After almost 27 years, Drew Brees, Sean Payton and the New Orleans Saints (with a little help from Peyton Manning and the Indianapolis Colts) have wiped Hawkeye Pierce, Col. Sherman T. Potter and the rest of the 4077 from the Nielsen record book.
CBS’s coverage of the Saints winning their first NFL championship over Indy in Super Bowl XLIV Sunday tackled 106.5 million viewers on average, the most in U.S. TV history. NO-Indy obliterated the previous Super Bowl mark set by NBC with its presentation of last year’s championship match in which Pittsburgh’s last-second win over Arizona Cardinals garnered a 98.7 million average.
The Feb. 7 title tilt from Sun Life Stadium in South Florida also edged its way past the series finale of M*A*S*H on Feb. 28, 1983, which pulled in an average audience of just under 106 million, according to Nielsen data. Of course, the U.S. population and the Nielsen universe — 83 million households, versus 114.9 million today — were far less when Alan Alda starred as Hawkeye and Mike Farrell (not MCN’s finance editor) as B.J. Hunnicutt. So, too were the media and TV choices.
But on a Sunday, when a good swath of the East Coast was still shoveling out from a major blizzard, the question remained whether a pair of high-scoring, but small market NFL teams — Indy’s No. 25 in the Nielsen universe, NOLA ranks 51st — could produce enough intrigue to crack the 100 million average audience mark. Clearly, the top story lines about Manning attempting to solidify his all-time QB pedigree or the Who Dat Nation finally celebrating after 43 largely frustrating years pulled in a record number of people into CBS’s tent and then some!
Indeed, Super Bowl XLIV crowned an extraordinary year for the NFL and its network carriers. Check out this checklist:
*The best regular season since 1990 with 16.6 million viewers per game. Check!
*The most-watched Wild Card weekend, with 29.9 million watchers, since 1994. Check!
*The top Divisional round since 1994, with an average of 33 million viewers. Check!
*The leading AFC title game since 1986, as 46.9 million watched Indy knock out Rex Ryan’s New York Jets. Check!
*The highest NFC title game, with 57.9 million, since “The Catch” on Jan 10. 1982 and the largest non-Super Bowl audience since Jerry, George, Elaine and Kramer said goodbye on the Seinfeld finale on May 14, 1998. Check!
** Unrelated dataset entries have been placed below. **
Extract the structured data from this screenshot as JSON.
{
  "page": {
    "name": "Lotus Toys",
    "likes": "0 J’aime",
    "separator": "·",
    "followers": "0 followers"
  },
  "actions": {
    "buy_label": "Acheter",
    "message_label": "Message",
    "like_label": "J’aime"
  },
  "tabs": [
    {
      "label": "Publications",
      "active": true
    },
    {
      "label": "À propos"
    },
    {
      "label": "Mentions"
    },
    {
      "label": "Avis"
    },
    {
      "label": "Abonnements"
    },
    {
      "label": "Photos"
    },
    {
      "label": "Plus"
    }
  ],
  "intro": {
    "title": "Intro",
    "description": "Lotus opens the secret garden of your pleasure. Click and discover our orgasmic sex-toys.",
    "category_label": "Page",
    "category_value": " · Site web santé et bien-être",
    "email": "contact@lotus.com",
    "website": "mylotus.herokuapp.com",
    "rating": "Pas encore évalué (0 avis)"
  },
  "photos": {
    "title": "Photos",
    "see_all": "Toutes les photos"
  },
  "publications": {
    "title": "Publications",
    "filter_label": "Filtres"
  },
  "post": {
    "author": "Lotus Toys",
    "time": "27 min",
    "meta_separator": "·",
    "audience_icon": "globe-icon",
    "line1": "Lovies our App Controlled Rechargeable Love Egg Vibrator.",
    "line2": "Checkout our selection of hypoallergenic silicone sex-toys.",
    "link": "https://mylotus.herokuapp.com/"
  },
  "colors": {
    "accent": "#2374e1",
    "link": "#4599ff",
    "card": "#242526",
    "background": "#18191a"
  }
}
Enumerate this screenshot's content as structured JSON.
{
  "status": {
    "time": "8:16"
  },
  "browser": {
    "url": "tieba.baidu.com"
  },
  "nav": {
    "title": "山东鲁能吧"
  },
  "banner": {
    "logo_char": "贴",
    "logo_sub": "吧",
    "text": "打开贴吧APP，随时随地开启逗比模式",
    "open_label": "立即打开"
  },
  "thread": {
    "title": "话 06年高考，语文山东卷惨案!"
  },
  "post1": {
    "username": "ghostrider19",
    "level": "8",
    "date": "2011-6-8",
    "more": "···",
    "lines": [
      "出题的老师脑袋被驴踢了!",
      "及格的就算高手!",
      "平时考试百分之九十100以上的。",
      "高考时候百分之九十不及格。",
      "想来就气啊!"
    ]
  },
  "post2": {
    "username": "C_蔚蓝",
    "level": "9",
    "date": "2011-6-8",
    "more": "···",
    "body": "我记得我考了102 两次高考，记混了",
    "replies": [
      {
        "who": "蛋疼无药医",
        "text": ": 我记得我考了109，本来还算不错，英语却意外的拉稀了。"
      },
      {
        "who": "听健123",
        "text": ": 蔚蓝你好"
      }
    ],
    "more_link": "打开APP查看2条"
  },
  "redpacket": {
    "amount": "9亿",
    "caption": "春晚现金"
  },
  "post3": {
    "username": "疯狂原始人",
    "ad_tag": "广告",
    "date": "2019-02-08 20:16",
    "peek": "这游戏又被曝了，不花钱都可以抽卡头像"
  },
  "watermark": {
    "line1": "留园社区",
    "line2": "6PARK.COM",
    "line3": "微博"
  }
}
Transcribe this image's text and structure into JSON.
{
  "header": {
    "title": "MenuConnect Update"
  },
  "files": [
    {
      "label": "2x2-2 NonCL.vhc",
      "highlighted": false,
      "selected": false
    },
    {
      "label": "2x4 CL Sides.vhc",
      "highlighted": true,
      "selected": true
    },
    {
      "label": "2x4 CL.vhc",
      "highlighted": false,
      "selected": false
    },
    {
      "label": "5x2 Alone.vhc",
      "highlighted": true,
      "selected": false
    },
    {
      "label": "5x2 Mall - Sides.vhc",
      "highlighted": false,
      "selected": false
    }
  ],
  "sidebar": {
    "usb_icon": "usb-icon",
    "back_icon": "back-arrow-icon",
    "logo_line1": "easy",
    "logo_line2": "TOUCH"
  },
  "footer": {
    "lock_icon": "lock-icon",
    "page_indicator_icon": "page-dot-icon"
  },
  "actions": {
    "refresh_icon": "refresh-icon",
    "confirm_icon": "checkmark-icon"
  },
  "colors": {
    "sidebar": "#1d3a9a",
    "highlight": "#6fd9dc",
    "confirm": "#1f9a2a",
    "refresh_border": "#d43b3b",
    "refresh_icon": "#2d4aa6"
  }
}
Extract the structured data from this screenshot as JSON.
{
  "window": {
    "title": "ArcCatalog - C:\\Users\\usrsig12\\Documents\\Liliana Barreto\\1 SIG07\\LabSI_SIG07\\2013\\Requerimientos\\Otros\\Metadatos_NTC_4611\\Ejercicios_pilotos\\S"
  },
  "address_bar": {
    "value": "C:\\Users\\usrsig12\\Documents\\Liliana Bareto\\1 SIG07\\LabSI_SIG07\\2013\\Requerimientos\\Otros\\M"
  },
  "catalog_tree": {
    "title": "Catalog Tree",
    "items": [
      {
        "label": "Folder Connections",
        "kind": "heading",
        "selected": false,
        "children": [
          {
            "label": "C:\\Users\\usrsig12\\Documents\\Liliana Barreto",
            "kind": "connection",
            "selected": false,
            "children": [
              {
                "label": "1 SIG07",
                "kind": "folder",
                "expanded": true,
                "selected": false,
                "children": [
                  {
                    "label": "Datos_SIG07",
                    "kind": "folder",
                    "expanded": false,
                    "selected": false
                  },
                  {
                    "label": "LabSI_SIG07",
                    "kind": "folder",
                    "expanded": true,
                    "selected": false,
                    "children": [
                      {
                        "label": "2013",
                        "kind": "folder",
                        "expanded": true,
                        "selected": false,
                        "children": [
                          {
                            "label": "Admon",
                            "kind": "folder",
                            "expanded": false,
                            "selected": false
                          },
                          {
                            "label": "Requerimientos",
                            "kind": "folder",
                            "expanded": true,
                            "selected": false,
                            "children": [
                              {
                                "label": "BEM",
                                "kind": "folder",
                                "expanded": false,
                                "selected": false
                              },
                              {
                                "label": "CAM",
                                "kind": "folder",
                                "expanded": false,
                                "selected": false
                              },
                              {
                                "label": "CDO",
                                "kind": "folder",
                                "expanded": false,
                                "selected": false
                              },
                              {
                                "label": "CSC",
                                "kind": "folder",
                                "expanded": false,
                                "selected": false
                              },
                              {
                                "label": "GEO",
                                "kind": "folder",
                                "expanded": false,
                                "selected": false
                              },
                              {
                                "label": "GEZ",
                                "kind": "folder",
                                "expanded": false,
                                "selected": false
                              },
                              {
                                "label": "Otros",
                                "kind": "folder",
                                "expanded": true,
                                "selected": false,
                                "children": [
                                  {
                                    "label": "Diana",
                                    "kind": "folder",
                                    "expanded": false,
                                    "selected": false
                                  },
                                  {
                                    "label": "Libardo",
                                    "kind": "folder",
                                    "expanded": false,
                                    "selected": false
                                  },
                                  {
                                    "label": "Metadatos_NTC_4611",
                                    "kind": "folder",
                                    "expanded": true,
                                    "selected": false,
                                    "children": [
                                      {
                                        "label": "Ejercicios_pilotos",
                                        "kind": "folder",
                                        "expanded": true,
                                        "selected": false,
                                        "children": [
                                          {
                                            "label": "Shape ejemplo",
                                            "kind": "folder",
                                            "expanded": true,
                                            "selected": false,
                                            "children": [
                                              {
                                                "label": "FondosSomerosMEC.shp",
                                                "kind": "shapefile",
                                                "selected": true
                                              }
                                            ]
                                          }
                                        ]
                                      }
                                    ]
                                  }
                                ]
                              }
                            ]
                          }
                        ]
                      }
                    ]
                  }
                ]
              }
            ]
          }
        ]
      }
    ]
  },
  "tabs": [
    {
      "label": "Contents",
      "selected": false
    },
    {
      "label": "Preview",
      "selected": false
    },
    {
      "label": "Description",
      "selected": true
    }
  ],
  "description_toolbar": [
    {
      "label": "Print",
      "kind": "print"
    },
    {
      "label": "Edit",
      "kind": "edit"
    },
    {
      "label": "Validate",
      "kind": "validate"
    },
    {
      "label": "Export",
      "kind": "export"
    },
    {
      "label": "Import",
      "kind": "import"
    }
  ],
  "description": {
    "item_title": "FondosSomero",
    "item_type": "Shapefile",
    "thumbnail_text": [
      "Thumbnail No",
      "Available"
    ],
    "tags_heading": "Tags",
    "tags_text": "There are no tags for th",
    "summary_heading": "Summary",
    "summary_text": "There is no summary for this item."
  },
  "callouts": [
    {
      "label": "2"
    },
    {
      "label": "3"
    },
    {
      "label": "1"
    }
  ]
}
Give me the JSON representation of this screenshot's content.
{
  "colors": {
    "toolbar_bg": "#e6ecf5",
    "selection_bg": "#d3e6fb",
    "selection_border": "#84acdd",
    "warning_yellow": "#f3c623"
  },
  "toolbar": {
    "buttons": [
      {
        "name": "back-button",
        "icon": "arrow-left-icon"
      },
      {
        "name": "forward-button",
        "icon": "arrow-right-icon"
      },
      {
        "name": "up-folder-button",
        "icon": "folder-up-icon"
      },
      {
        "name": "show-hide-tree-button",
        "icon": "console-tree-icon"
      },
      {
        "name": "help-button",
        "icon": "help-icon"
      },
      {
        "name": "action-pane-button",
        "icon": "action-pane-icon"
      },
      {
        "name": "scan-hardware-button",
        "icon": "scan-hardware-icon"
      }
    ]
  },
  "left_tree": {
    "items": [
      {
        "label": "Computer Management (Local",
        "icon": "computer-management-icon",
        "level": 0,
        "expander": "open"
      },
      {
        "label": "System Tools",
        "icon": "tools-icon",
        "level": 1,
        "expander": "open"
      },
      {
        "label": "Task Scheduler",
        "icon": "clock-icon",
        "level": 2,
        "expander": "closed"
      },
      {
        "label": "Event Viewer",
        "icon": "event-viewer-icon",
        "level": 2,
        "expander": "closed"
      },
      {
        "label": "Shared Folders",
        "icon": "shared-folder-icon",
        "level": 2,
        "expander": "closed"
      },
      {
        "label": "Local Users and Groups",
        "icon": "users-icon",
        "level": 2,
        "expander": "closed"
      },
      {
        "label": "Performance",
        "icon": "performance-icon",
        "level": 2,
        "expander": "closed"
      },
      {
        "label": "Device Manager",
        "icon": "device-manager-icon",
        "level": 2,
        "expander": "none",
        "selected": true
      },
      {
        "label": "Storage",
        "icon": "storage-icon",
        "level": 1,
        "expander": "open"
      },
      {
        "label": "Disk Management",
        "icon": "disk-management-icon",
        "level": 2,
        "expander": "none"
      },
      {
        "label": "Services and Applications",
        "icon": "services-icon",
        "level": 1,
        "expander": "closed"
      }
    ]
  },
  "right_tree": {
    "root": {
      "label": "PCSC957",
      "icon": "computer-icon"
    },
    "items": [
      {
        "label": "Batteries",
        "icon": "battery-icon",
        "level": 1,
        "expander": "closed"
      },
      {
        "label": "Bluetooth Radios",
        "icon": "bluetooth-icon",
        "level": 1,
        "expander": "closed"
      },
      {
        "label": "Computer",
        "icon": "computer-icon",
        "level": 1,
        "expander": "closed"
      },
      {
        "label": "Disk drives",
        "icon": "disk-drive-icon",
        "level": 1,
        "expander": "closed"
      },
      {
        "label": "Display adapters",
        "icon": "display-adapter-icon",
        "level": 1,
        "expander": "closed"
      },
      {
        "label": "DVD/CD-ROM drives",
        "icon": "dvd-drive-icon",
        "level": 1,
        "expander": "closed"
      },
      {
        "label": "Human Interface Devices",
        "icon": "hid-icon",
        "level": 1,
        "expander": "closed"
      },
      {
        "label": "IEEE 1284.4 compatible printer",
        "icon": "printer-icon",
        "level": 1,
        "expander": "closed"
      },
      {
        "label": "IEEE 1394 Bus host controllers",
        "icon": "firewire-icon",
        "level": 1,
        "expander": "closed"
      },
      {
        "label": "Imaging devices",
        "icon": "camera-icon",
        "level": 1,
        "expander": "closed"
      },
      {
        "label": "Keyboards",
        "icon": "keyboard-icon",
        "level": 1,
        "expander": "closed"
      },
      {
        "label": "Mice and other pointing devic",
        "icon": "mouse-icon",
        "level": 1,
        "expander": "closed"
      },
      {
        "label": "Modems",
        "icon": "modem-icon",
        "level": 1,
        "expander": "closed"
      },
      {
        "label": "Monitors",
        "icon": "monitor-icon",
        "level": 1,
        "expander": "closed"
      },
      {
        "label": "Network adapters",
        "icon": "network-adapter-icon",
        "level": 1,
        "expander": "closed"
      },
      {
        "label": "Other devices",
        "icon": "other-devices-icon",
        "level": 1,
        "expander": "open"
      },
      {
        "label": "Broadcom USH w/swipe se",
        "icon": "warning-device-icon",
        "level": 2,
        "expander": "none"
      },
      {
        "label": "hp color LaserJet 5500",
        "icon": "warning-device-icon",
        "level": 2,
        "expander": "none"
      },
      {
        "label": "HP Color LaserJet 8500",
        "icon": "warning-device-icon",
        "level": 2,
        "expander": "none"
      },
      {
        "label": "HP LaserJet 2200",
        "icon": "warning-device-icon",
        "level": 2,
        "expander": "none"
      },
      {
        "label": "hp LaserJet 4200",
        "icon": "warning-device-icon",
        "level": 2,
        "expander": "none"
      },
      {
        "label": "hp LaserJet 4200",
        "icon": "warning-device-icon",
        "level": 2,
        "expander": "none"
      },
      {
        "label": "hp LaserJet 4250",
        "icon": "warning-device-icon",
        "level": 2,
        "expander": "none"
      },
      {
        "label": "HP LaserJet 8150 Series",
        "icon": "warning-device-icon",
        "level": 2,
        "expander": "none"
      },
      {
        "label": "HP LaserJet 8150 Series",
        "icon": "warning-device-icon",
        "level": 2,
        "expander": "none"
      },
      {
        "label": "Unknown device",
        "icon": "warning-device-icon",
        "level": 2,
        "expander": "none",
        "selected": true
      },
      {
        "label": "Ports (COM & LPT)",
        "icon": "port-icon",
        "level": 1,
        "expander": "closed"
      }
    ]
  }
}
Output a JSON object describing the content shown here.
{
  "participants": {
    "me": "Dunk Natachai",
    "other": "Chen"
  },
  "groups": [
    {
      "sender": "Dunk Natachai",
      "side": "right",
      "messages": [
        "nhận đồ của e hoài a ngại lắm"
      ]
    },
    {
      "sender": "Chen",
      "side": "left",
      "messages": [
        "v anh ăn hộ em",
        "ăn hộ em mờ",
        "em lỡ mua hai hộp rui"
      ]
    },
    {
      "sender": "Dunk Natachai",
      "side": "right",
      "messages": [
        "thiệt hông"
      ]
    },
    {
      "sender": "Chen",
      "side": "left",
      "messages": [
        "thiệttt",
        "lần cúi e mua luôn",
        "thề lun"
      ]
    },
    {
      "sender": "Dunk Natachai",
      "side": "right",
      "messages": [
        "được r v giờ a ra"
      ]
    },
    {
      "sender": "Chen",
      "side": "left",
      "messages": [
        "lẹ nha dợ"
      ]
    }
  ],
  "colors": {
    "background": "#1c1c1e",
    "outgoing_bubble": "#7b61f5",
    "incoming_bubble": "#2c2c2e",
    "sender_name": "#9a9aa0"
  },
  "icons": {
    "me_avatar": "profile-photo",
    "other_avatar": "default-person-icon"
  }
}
* Even ESPN’s coverage of the Pro Bowl, in a new slot in the week before Super Bowl XLIV, had its best performance in a decade. Check!
*The ability to immediately negotiate new rights deals from an even stronger hand than usual. Oops!
Last May, the NFL reached extensions through 2013 with Fox and CBS, at minor bumps — in the 1% to 2% range — over the $712 million and $622 million they had been paying, respectively. NBC also renewed its Sunday Night Football deal through the 2013 campaign last August.
The NFL did pick up a nice gain last March — about 43% to some $1 billion annually from $700 million per season by extending DirecTV’s “exclusivity” with the out-of-market Sunday Ticket package through the 2014 season. DirecTV can market an online version of The Ticket, but the popular package was blitzed to some extent by the kickoff of NFL Network’s RedZone scoring channel this past season. It will clip Sunday Ticket further with a mobile phone version of RedZone, starting with the 2010 campaign.
Of course, the best deal — and perhaps the reason football fans truly should fret the possibility of the 2011 NFL season getting sacked — is that the networks must pay their billions in rights fees to the league and its owners, whether or not Brees, Manning or the rest fire a single pass.
But in the meantime, let’s raise a glass to a great season and the Saints. Everybody now:
“Oh, when the saints go marching in
Oh, when the saints go marching in
Lord, how I want to be in that number
When the saints go marching in”
A lot of us were in that number Sunday!